Guardians of the Galaxy & The X-Men – Black Vortex Omega

In this comic, Starlord Proposed to Kitty Pryde and she accepted.

I wanted that out of the way first. It is the big money shot of the comic. Marvel seems to think that it is kind of a big deal, and I hope to god you don’t mind it being spoiled if you agree with them.

With that out of the way, all but the first 5 pages of the Guardians of the Galaxy & The X-Men: Black Vortex Omega reads like an epilogue instead of the last part of a crossover story arc. If you’re one of the unlucky few that picked this up thinking that it is a standalone or the first in the series, the issue is going to feel thin.
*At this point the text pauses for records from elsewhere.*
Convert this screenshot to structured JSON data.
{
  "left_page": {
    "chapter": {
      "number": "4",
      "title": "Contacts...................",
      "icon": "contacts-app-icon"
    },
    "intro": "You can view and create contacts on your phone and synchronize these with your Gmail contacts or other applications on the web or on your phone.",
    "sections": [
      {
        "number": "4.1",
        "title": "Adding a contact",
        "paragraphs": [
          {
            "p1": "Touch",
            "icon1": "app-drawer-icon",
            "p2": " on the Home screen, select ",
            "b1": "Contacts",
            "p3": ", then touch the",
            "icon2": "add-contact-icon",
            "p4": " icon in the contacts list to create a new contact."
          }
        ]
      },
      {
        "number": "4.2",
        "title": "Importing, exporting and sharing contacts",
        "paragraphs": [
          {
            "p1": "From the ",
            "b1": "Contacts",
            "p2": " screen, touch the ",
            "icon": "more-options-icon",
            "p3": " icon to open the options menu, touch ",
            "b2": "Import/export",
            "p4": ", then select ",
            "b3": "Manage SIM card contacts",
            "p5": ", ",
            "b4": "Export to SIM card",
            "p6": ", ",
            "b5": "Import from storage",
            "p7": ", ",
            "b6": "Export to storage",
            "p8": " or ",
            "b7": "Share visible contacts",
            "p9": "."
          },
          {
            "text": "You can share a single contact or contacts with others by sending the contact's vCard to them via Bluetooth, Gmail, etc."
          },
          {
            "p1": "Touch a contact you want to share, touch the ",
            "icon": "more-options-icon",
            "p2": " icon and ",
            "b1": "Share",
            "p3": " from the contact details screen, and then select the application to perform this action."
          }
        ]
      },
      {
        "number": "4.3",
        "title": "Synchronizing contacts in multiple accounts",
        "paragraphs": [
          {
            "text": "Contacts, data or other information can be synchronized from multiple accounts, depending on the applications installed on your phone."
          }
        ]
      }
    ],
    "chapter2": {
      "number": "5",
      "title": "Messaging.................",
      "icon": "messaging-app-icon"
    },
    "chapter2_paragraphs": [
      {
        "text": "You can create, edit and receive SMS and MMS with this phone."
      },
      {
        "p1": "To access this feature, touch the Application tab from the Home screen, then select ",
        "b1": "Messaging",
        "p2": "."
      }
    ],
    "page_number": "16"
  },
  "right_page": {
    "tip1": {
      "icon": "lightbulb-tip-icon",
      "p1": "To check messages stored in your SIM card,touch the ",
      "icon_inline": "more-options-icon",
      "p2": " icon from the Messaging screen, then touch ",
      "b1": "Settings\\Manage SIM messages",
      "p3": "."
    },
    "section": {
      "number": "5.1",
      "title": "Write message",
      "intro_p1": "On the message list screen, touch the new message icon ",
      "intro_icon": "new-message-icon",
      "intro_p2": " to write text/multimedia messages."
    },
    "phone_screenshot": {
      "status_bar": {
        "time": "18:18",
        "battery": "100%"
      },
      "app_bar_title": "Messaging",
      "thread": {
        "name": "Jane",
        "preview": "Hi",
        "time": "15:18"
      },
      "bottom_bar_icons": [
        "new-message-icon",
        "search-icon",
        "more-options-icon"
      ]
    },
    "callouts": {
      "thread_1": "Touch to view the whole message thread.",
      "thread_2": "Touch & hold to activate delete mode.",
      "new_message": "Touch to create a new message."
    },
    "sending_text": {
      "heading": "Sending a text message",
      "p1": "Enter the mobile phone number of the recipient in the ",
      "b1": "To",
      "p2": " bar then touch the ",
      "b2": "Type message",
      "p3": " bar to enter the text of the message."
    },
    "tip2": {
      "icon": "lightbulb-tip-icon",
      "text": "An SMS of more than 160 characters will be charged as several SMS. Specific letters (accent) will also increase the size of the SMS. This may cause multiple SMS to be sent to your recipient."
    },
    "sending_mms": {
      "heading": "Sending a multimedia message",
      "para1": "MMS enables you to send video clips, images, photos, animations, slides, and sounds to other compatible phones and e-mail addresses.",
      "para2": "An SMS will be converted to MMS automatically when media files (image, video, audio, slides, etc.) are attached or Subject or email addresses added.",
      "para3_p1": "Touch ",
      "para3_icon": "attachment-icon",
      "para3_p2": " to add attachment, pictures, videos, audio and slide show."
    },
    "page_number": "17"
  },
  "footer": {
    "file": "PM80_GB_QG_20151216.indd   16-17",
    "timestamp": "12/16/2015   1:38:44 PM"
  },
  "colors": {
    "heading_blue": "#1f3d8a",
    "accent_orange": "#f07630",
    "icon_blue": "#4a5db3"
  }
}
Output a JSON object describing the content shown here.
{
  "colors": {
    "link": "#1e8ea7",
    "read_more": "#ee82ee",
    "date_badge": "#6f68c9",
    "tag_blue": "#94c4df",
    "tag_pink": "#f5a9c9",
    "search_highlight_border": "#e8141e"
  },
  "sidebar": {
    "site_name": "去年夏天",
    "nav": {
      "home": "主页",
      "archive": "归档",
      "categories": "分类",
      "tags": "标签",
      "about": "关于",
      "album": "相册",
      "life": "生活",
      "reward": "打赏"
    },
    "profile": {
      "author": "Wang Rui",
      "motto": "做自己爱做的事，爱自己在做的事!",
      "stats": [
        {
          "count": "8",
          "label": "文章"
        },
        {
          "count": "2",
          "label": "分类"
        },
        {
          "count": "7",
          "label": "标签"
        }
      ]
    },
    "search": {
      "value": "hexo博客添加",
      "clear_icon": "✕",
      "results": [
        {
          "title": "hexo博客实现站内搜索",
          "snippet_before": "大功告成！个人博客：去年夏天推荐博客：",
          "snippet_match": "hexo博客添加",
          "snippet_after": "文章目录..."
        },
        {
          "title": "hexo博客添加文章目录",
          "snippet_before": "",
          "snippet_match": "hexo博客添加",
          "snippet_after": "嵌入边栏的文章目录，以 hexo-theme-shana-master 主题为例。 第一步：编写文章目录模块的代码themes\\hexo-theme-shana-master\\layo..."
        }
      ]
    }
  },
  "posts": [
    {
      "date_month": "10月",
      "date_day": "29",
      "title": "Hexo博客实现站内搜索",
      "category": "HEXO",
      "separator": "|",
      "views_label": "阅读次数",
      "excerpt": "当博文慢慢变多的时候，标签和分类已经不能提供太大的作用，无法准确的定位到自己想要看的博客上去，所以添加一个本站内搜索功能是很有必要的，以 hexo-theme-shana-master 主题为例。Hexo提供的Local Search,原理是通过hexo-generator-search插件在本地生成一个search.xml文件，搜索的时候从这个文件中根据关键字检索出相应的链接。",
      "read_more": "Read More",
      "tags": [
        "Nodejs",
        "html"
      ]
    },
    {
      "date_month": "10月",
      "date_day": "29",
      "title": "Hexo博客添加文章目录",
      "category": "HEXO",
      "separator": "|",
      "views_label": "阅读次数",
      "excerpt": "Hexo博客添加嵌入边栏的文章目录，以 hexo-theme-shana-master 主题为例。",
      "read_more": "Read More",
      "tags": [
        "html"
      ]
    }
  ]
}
The full story spans 13 chapters that starts with The Black Vortex Alpha and crosses over to key issues of All New X-Men, Guardians of the Galaxy, Legendary Starlord, and a few others (Nova, Cyclops, Captain Marvel, and Guardians Team Up.)

If you don’t have the time or money to hunt down all of them, the gist is this: Peter and Kitty Pryde stole an artifact called the Black Vortex from a group of mercenaries led by the mysterious “Mister Knife,” who is actually Starlord’s father, J’Son of Spartax. The Black Vortex is said to be a gift from a Celestial capable of imbuing users with cosmic energy.

It gets a little bit muddy after that. Some of the heroes submitted to the Black Vortex and gained cosmic powers (and new costumes?), Thanos’ son Thane also got his own cosmic powers and encased the entire Spartax empire in amber – which plays into Mister Knife’s plan: get the Brood to burrow into the amber, implant eggs into the trapped Spartoi, and wait until they hatch. BAM! A new Brood armada numbering in the billions.

Black Vortex Omega drops you in the middle of the all-or-nothing fight between Mister Knife’s Slaughter Lords and a bunch of cosmic-powered heroes from the Guardians and X-Men. It’s the usual massively multiplayer melee fight between superheroes: action poses, double page spreads, teeth bared. We even have Ronan the Accuser joining in and going berserk on both sides.

None of it matters because Kitty also surrendered into the Black Vortex and got a massive boost in powers so she can now phase through the universe, or realities. I’m not exactly sure about the specifics of her new powers except that she’s now a giant deus ex machina: she saved the day by phasing the amber and the broods away from Spartax, and crushing all of them with her bare hands.

kitty-phasing-the-amber

With their plan bust, the Slaughter Lords run away with Ronan and his crew chasing after them. All of these happened by page 17 of this 32 page comic. What’s left in those remaining pages?

The heroes celebrate, of course. Most of the cosmic-powered ones relinquish the power. There’s a hint that some of them have been changed from within (whether it’s a power up or a personality change hasn’t been revealed yet.) and we get to the celebrations and the Starlord-Kitty proposal part. The End.

That’s about it. The whole Black Vortex event doesn’t feel like one of those big cash-grab crossovers that Marvel and DC like to do on a yearly basis. It feels smaller and more contained, and really feels like a genuine story arc that just so happened to involve the Guardians of the Galaxy and the All New X-Men. That’s not to say that it’s a good read – far from it. It feels flimsy and inconsequential; the threat of the Black Vortex artifact doesn’t hold the same aura of immediacy that the Infinity Gauntlet or Cosmic Egg has and the resolution of the conflict was disingenuous.

The emphasis on Starlord and Kitty’s romance and their upcoming wedding is a sticking point for me. You know this isn’t going to last. Creators in superhero and other comics rarely do this on a permanent basis because it eliminates romantic intrigue as a plot device. Asterix the Gaul will forever be a bachelor. And if the weddings do occur, often they come undone – Hawkeye is divorced from Mockingbird, Storm and Black Panther are permanently separated, as was the Silver Age Hawkman from Hawkwoman: Cyclops and Jean Grey’s marriage ended with her death: Superman and Lois Lane’s wedding has been retroactively expunged from continuity.

Sometimes the marriages occur in alternative universes so as to titillate the reader with a “what if?” – see for example the Golden Age Batman’s wedding to Catwoman, leading to their daughter Helena Wayne. And sometimes they are used as a plot device of themselves to enhance tragedy – the marriage ending in a death: see the marriage of Silver Age Lex Luthor in Action Comics #544 (1983), the death of Animal-Man’s wife and family, and the death of the Elongated Man’s wife in Identity Crisis. Rarely do we see in superhero comics long term marriages as an integrated and permanent part of a character or team (the Fantastic Four).

Finally, I know the All New X-Men series is sort of targeted towards a younger demographic, so I’m giving the script a pass even if I cringe at the scene that has Storm asking Rocket Raccoon to be her date for the wedding.